As I sat in the waiting room at the pediatric dental office one day, watching my children struggle to control their emotions, listening to Alayna moan in agony because of her pain and reminding Alexis for the fifth time in ten minutes that it was not appropriate to sit on random strangers laps, I knew it was time to change directions. I wasn't being fair to my children and it was wreaking havoc on everyone. I made the decision right then and there that we would continue to seek treatment for Alayna's wound closer to home where we could be more aggressive with treatment and where we could establish a solid routine that would only be disrupted for hours at a time rather than days.

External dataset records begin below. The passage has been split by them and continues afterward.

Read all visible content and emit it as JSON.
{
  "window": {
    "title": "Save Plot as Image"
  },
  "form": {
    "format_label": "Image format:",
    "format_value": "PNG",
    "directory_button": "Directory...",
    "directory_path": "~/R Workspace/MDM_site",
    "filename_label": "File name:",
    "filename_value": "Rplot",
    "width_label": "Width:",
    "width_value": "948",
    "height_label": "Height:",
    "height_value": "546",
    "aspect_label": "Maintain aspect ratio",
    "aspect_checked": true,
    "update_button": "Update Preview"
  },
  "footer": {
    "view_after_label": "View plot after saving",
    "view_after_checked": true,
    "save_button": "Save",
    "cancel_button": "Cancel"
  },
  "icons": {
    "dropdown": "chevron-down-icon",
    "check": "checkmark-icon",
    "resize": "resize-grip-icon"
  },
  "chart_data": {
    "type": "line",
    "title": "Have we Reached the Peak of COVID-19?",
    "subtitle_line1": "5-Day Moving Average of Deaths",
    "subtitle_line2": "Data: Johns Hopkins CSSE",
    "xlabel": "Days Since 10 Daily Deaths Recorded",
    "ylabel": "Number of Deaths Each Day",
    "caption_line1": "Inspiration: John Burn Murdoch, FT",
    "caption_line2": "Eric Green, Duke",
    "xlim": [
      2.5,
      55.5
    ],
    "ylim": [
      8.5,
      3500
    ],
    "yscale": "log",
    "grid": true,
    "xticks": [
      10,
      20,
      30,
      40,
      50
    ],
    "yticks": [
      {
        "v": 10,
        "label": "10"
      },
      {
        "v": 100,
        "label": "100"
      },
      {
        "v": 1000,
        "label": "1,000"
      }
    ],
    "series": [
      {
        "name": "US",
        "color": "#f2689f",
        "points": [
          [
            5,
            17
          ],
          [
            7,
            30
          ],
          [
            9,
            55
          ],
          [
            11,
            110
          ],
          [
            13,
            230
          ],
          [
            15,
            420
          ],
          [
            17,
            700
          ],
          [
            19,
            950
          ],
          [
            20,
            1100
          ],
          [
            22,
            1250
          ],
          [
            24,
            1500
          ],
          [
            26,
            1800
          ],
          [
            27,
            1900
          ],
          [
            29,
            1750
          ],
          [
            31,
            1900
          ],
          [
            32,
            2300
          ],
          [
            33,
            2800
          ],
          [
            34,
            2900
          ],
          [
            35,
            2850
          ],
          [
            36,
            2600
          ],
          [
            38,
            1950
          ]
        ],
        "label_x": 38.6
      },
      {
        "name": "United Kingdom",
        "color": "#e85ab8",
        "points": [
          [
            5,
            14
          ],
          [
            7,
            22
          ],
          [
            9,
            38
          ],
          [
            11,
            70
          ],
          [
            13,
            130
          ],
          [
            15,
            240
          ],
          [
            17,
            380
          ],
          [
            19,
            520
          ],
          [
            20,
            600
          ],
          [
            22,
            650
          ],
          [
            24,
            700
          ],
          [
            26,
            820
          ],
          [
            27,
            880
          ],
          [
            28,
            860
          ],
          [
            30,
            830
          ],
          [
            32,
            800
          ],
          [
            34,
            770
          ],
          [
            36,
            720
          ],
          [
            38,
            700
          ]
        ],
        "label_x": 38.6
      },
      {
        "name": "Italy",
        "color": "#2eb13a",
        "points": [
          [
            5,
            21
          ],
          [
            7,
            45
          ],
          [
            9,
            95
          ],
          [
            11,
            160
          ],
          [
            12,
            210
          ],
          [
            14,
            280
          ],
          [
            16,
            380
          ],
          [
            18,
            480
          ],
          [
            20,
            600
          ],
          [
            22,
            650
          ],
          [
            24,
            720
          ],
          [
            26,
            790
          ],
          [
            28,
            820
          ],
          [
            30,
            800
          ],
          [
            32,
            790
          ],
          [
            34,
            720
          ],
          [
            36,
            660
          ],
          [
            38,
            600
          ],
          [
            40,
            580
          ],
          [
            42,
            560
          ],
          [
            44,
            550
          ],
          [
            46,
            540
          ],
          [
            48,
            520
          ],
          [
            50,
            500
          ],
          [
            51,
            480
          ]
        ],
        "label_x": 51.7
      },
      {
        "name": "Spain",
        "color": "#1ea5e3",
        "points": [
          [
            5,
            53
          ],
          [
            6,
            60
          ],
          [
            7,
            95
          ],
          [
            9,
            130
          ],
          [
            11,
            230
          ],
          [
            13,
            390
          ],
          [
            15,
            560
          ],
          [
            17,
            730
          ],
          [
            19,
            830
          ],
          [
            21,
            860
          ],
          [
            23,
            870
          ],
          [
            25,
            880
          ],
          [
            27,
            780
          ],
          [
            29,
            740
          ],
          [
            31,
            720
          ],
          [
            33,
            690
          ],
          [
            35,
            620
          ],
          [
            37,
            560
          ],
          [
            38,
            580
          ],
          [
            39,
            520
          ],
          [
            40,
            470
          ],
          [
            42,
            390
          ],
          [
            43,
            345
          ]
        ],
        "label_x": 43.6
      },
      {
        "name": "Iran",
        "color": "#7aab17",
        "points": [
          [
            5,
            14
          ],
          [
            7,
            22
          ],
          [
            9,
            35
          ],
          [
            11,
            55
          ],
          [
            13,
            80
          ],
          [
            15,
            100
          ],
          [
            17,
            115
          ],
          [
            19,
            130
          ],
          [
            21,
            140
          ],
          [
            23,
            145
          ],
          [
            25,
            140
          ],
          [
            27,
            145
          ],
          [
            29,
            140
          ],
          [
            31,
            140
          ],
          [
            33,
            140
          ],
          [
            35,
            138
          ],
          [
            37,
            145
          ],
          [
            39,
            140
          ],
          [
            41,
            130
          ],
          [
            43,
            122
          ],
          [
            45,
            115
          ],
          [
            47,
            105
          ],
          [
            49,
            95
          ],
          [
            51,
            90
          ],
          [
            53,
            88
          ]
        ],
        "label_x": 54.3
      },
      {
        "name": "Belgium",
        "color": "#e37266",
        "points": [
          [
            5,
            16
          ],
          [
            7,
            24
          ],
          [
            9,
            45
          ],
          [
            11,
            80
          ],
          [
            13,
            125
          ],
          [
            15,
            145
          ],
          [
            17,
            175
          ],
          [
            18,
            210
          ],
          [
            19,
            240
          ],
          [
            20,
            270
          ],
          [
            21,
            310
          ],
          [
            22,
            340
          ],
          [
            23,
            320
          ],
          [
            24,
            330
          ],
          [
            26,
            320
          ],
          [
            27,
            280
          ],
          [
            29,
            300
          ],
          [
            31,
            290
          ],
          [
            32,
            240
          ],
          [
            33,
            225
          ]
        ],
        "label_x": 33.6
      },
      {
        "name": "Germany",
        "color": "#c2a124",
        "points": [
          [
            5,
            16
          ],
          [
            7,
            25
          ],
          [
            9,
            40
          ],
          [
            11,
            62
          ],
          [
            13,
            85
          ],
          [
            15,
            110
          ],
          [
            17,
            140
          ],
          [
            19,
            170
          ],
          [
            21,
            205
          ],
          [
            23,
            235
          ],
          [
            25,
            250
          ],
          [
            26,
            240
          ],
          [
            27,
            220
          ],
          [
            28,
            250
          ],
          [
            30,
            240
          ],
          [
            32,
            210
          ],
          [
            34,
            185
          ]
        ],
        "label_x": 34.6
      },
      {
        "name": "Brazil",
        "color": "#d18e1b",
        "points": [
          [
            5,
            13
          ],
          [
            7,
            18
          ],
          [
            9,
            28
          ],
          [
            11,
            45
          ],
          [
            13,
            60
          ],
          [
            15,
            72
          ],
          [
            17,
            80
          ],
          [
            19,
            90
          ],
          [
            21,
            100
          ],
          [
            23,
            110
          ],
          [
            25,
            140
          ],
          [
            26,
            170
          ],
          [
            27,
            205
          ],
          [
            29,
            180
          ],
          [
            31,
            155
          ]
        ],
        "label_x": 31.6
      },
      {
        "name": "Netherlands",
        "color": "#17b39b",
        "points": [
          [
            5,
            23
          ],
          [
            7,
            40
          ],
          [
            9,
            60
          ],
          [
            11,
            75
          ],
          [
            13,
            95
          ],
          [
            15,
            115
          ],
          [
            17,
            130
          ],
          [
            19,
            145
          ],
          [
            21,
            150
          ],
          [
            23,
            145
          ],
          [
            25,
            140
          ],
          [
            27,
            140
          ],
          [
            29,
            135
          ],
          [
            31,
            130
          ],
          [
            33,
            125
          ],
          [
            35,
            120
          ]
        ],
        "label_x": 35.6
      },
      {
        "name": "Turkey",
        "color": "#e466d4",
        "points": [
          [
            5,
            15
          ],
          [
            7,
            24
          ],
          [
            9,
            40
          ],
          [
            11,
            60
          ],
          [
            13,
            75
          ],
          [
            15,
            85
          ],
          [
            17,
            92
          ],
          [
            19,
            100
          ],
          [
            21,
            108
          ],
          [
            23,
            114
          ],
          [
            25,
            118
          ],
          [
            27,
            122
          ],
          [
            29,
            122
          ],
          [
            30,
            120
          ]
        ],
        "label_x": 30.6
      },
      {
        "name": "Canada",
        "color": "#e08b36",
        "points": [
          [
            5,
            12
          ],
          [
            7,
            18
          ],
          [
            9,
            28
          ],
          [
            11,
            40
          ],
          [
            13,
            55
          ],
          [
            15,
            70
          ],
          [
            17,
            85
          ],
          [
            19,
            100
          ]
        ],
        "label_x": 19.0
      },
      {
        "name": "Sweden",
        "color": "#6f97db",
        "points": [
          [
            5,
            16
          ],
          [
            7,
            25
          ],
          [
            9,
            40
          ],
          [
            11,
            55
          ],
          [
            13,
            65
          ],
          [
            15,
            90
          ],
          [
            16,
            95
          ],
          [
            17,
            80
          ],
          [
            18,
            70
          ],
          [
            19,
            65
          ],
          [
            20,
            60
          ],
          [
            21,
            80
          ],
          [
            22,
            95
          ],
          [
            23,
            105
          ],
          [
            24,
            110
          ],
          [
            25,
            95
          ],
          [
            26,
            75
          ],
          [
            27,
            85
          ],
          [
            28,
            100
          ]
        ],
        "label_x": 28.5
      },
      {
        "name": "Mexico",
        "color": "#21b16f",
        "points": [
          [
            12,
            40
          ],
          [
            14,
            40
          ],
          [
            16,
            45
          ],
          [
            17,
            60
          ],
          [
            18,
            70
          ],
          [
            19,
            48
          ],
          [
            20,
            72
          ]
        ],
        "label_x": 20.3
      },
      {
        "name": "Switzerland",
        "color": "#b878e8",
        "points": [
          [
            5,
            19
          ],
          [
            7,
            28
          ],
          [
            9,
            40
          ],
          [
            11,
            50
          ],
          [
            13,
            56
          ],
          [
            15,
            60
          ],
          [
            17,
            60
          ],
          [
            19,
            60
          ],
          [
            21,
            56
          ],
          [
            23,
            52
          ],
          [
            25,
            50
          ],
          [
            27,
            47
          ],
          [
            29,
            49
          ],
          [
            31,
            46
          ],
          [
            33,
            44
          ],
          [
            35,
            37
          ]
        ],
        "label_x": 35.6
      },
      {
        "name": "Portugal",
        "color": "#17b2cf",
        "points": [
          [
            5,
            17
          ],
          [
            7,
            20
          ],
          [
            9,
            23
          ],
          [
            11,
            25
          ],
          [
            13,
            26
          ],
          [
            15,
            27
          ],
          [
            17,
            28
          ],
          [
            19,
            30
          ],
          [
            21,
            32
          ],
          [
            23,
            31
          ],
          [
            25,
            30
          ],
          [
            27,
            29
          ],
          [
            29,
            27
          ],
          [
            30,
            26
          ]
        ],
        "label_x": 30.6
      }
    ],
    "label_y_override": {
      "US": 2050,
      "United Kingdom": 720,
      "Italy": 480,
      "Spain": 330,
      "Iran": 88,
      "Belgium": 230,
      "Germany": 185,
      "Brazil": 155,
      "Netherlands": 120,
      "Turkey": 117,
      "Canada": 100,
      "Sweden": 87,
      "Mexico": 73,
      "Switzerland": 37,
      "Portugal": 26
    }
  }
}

As soon as we left the dentists office I called our pediatrician and made an appointment for Alayna to be seen 15 minutes later. After examining the wound, our doctor placed a call to the general surgeons office at our local children's hospital (a doctor who just happened to specialize in burns and chronic wounds). Two hours later we met with the general surgeon to establish a new game plan and, less than 24 hours later, Alayna was in surgery for a skin graft.
Unfortunately, the first graft didn't take :-( Alayna's wound is located on the back of her right thigh and is under constant friction from sitting, laying down and even pulling her pants on and off, none of which promote healing. This is what caused her surgical incision to open in the first place.
Two weeks after her first graft (last Friday), she went back to the operating room to undergo a second skin graft. Although the first graft did not take, the wound HAD decreased quite a bit in size and the doctor felt much more confident that this graft would take. To increase the chances, a cast was also applied to her right leg to protect the graft site. We should know this afternoon whether or not this graft will take. . . . .
While changing directions in our treatment plan has certainly not been stress-free (far from it actually), it HAS allowed all of us an opportunity to spend more time focusing on establishing a routine that will help our family thrive as a whole and has also allowed us to focus more on the individual needs of our children (giving us the chance to move from "survival mode" to finally finding a "new normal").
When you have multiple children with significant special needs, it is SO easy to get caught up in the whirlwind of doctor's appointments, therapies, treatments and surgeries. It is easy to forget that, while those things are important and often vital, it is just as important to allow your children the opportunity to just be children. Sometimes you just have to know when to say, "when!" and I am so grateful for my Heavenly Father's guidance when it comes to making these life-changing decisions. He ALWAYS knows best!
We are still far from the finish line, but we can finally see the light at the end of this tunnel and, once we reach it, we will be taking a nice, LOOONG break!